Most hosted desktops can be accessed via the Internet from most kinds of computing devices, including Windows, Apple, and Linux PCs, Android and iOS mobile devices, and thin clients. Not all hosting companies support all of these devices. The methods that users use to access their hosted desktops can also differ from one hosting company to another, as well as from one operating system or device to another.
In this article, we’re going to describe some of these different methods of connecting to hosted desktops in general terms, in order to give people that have never used a hosted desktop before—and that don’t have the time for a live demo—an idea of how they’re accessed.
Most users access their hosted desktops via a client (which is a lightweight application that allows users to connect to and utilize server-based assets), a web browser, or some combination of the two. These methods are all extremely easy to perform, even for novices; rely on free software; and take 1-3 minutes to set up at most.
Remote Desktop Clients: Remote Desktop Connection and Citrix Receiver
Microsoft’s Remote Desktop Connection is a client used by many, if not most, hosted desktop users. It comes preinstalled with all of the most recent versions of Windows, including Windows 7, Windows 8.1, and Windows 10. There are also free versions of Remote Desktop Connection available for download for OS X, iOS, and Android.
To connect to a hosted desktop with Remote Desktop Connection for the first time, you usually just have to enter your hosted desktop’s address and your username and password (info that you should have received in your welcome email) into the appropriate fields and then click to connect. You can set up the client to remember these values for you, so that the next time you connect to your hosted desktop you just have to select an icon or an option in the app instead of having to re-input the address and your credentials each time.

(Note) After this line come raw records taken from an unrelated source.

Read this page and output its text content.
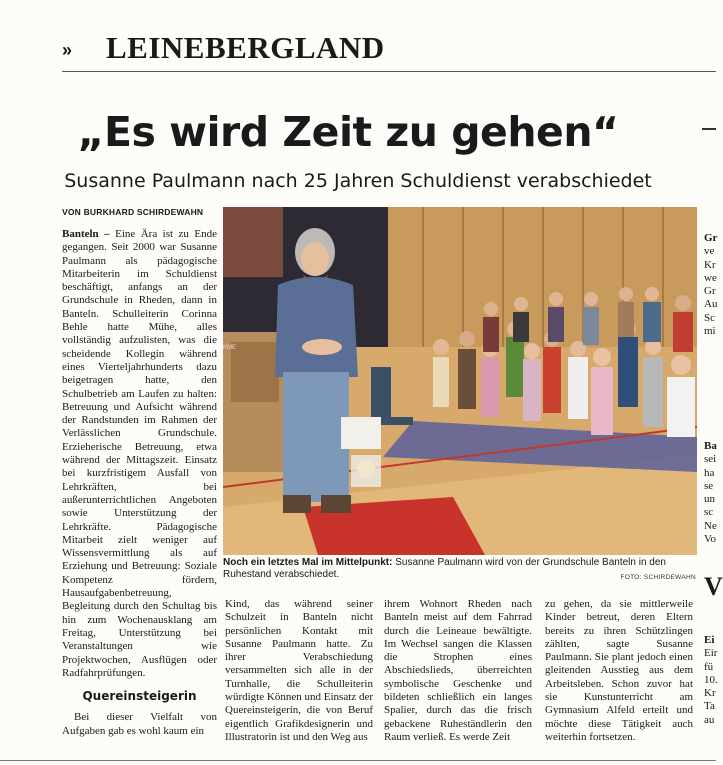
» LEINEBERGLAND
„Es wird Zeit zu gehen“
Susanne Paulmann nach 25 Jahren Schuldienst verabschiedet
VON BURKHARD SCHIRDEWAHN

Banteln – Eine Ära ist zu Ende gegangen. Seit 2000 war Susanne Paulmann als pädagogische Mitarbeiterin im Schuldienst beschäftigt, anfangs an der Grundschule in Rheden, dann in Banteln. Schulleiterin Corinna Behle hatte Mühe, alles vollständig aufzulisten, was die scheidende Kollegin während eines Vierteljahrhunderts dazu beigetragen hatte, den Schulbetrieb am Laufen zu halten: Betreuung und Aufsicht während der Randstunden im Rahmen der Verlässlichen Grundschule. Erzieherische Betreuung, etwa während der Mittagszeit. Einsatz bei kurzfristigem Ausfall von Lehrkräften, bei außerunterrichtlichen Angeboten sowie Unterstützung der Lehrkräfte. Pädagogische Mitarbeit zielt weniger auf Wissensvermittlung als auf Erziehung und Betreuung: Soziale Kompetenz fördern, Hausaufgabenbetreuung, Begleitung durch den Schultag bis hin zum Wochenausklang am Freitag, Unterstützung bei Veranstaltungen wie Projektwochen, Ausflügen oder Radfahrprüfungen.

Quereinsteigerin

Bei dieser Vielfalt von Aufgaben gab es wohl kaum ein

KME
Noch ein letztes Mal im Mittelpunkt: Susanne Paulmann wird von der Grundschule Banteln in den Ruhestand verabschiedet.	FOTO: SCHIRDEWAHN
Kind, das während seiner Schulzeit in Banteln nicht persönlichen Kontakt mit Susanne Paulmann hatte. Zu ihrer Verabschiedung versammelten sich alle in der Turnhalle, die Schulleiterin würdigte Können und Einsatz der Quereinsteigerin, die von Beruf eigentlich Grafikdesignerin und Illustratorin ist und den Weg aus
ihrem Wohnort Rheden nach Banteln meist auf dem Fahrrad durch die Leineaue bewältigte. Im Wechsel sangen die Klassen die Strophen eines Abschiedslieds, überreichten symbolische Geschenke und bildeten schließlich ein langes Spalier, durch das die frisch gebackene Ruheständlerin den Raum verließ. Es werde Zeit
zu gehen, da sie mittlerweile Kinder betreut, deren Eltern bereits zu ihren Schützlingen zählten, sagte Susanne Paulmann. Sie plant jedoch einen gleitenden Ausstieg aus dem Arbeitsleben. Schon zuvor hat sie Kunstunterricht am Gymnasium Alfeld erteilt und möchte diese Tätigkeit auch weiterhin fortsetzen.
Gr
ve
Kr
we
Gr
Au
Sc
mi
Ba
sei
ha
se
un
sc
Ne
Vo
V
Ei
Eir
fü
10.
Kr
Ta
au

Another client used by a lot of hosted desktop users is Citrix Receiver. Receiver is available for free for the Windows, OS X, iOS, Android, Linux, and Chrome OS platforms. If you’re on a Windows or Linux PC, you can download it from the Citrix website here; it may also be available for download from your hosting provider’s website. If you’re on a Mac PC, a Chromebook, or an iOS or Android mobile device, you should be able to download Receiver from your respective app store.
To connect to a hosted desktop with Citrix Receiver, you first have to create an account in the application by providing an account name and your hosted desktop’s address, and then log in to the desktop with your username and password. As with Remote Desktop Connection, Citrix Receiver will remember this info so that you can connect to your hosted desktop with just a click or two after the first login.
Other Remote Desktop Clients
There are other remote desktop connection clients out there besides Microsoft’s and Citrix’s—here’s a list of them.
Most hosting companies that recommend using a client to access your hosted desktops will tell you which client to use. Unless you know a lot about remote desktop connection software, you should follow your hosting company’s instructions here, because not all clients are compatible with all hosting providers’ desktops. Citrix Receiver, for example, will only work when the hosting provider uses Citrix software to create and manage its hosted desktops.
There are also a few hosting companies that offer their own, custom-developed hosted desktop connection clients.
To connect to a hosted desktop via a web browser, you usually have to navigate to a designated login page and then input your credentials. Your hosted desktop will then be launched in new window. You may or may not have to download additional applications or plugins to be able to access your desktop via a web browser; it depends on the provider.
Some providers require you to download and install the aforementioned Citrix Receiver, for example, though instead of connecting via the standalone client, you’ll connect via your browser, and the Receiver will operate in the background as a browser plugin.